Recuerdo con extraña claridad cuando llegó el McDonald’s a Oviedo en los años 90, siendo yo un prepuber: fue todo un acontecimiento. Las hamburguesas, aquellas naves espaciales culinarias que se veían sobre todo en las películas (junto con las apacibles urbanizaciones estadounidenses, las taquillas en el instituto o el quarterback del equipo de football) llegaban a la heroica ciudad que dormía la siesta.
En el McDonald’s de la calle Uría se montaban grandes aglomeraciones a las que saludaba un muñeco del sonriente (y algo siniestro) Ronald McDonald de más de dos metros de altura. Con el olor de aquellas hamburguesas (aún no había nuggets de pollo, que fueron otro acontecimiento), las cajitas de Happy Meal y los divertidos personajes que conformaban la mitología del restaurante, la capital de provincias llegaba a conectarse con la civilización, como si pusieran Internet. El Big Mac dejaba de ser un plato típico de Madrid.
Hoy en día el McDonald’s de Uría sigue ahí, y eso no es fácil, porque en Asturias, donde hay mucho (y comprensible) chovinismo gastronómico, no lo tienen fácil: siempre vencerán las sidrerías, donde, a diferencia de los fast foods, se sirve de comer comida y no sueños. Cuando pusieron el Starbucks, eso sí, también se formaron colas en la puerta, y hace poco han puesto una de esas bakerys clónicas que hay por todas partes y también ha generado su impacto en forma de tarta Red Velvet.
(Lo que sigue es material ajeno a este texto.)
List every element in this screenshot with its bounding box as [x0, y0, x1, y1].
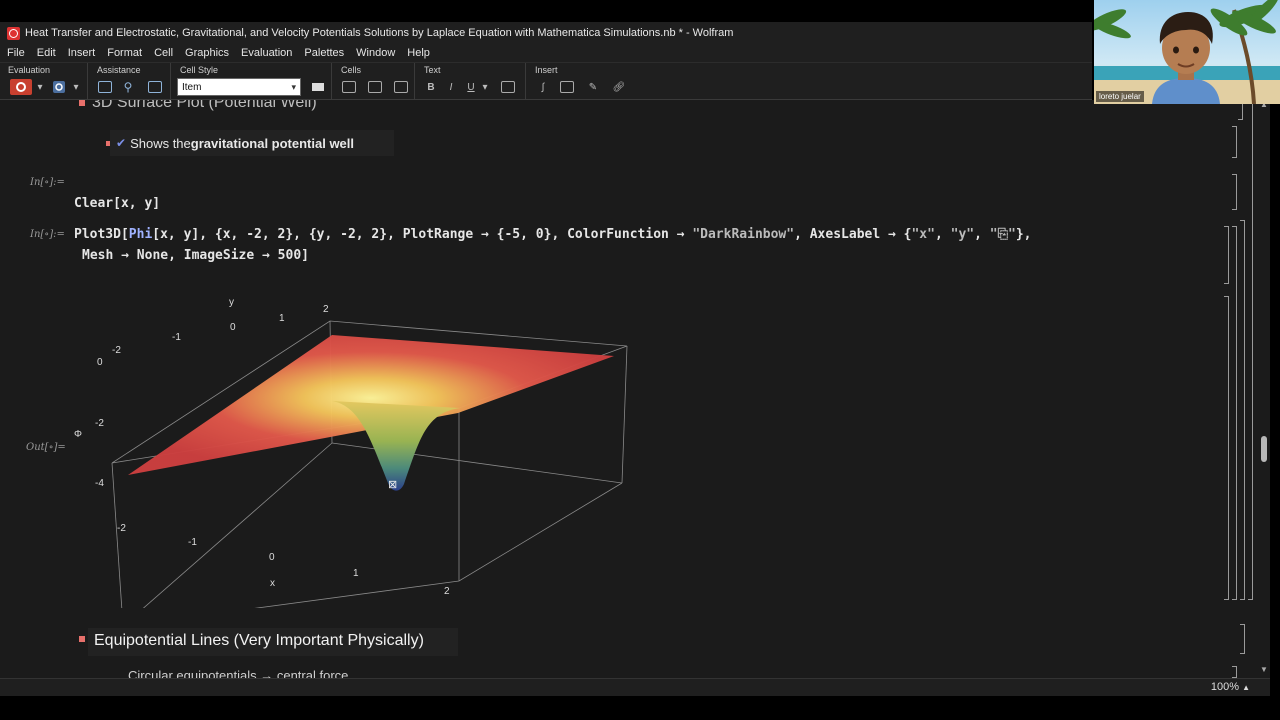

Las franquicias generan bastante fascinación en el ciudadano de a pie. Comer o comprar lo que comen o compran otros en otros lugares nos gusta, no sé por qué, es como si nos homologaran con la Humanidad. Este capitalismo es muy extraño: nos entran unas ganas locas de ser únicos y diferentes consumiendo exactamente lo mismo. Se critica la uniformización soviética, pero decoramos todas las casas y las cafeterías igual, entre Ikea y el ladrillo visto, como si nuestro interiorista fuera Stalin.
Las franquicias resuelven muchos problemas a los franquiciadores (que extienden así su negocio fácilmente) y los franquiciados (que reciben un producto diseñado y testado), pero también a los clientes: si te vas a comer un whopper en cualquier parte del mundo sabes que será el mismo whopper, y siempre a buen precio. Es como estar en casa. Sin embargo, la franquicia en exceso, como la sufrimos en las grandes capitales, acaba con la diversidad de la urbe, de modo que es lo mismo estar en cualquier ciudad del mundo, con su Zara, su H&M y su Taco Bell, y su escaso comercio pequeño y tradicional. Somos carne en masa para su picadora.
Otra curiosidad de este capitalismo raro y salvaje es que nos incita sin descanso a la iniciativa individual y el emprendizaje, pero luego lo que se produce el aglomeramiento empresarial. Ya cada vez es más común que seamos carniceros, camareros, peluqueros, dentistas, ópticos o cocineros para grandes empresas de cada ramo a que montemos nuestro propio negocio, algo que sintamos como un proyecto vital y no como una colaboración en el proyectode otros, generalmente en condiciones francamente mejorables.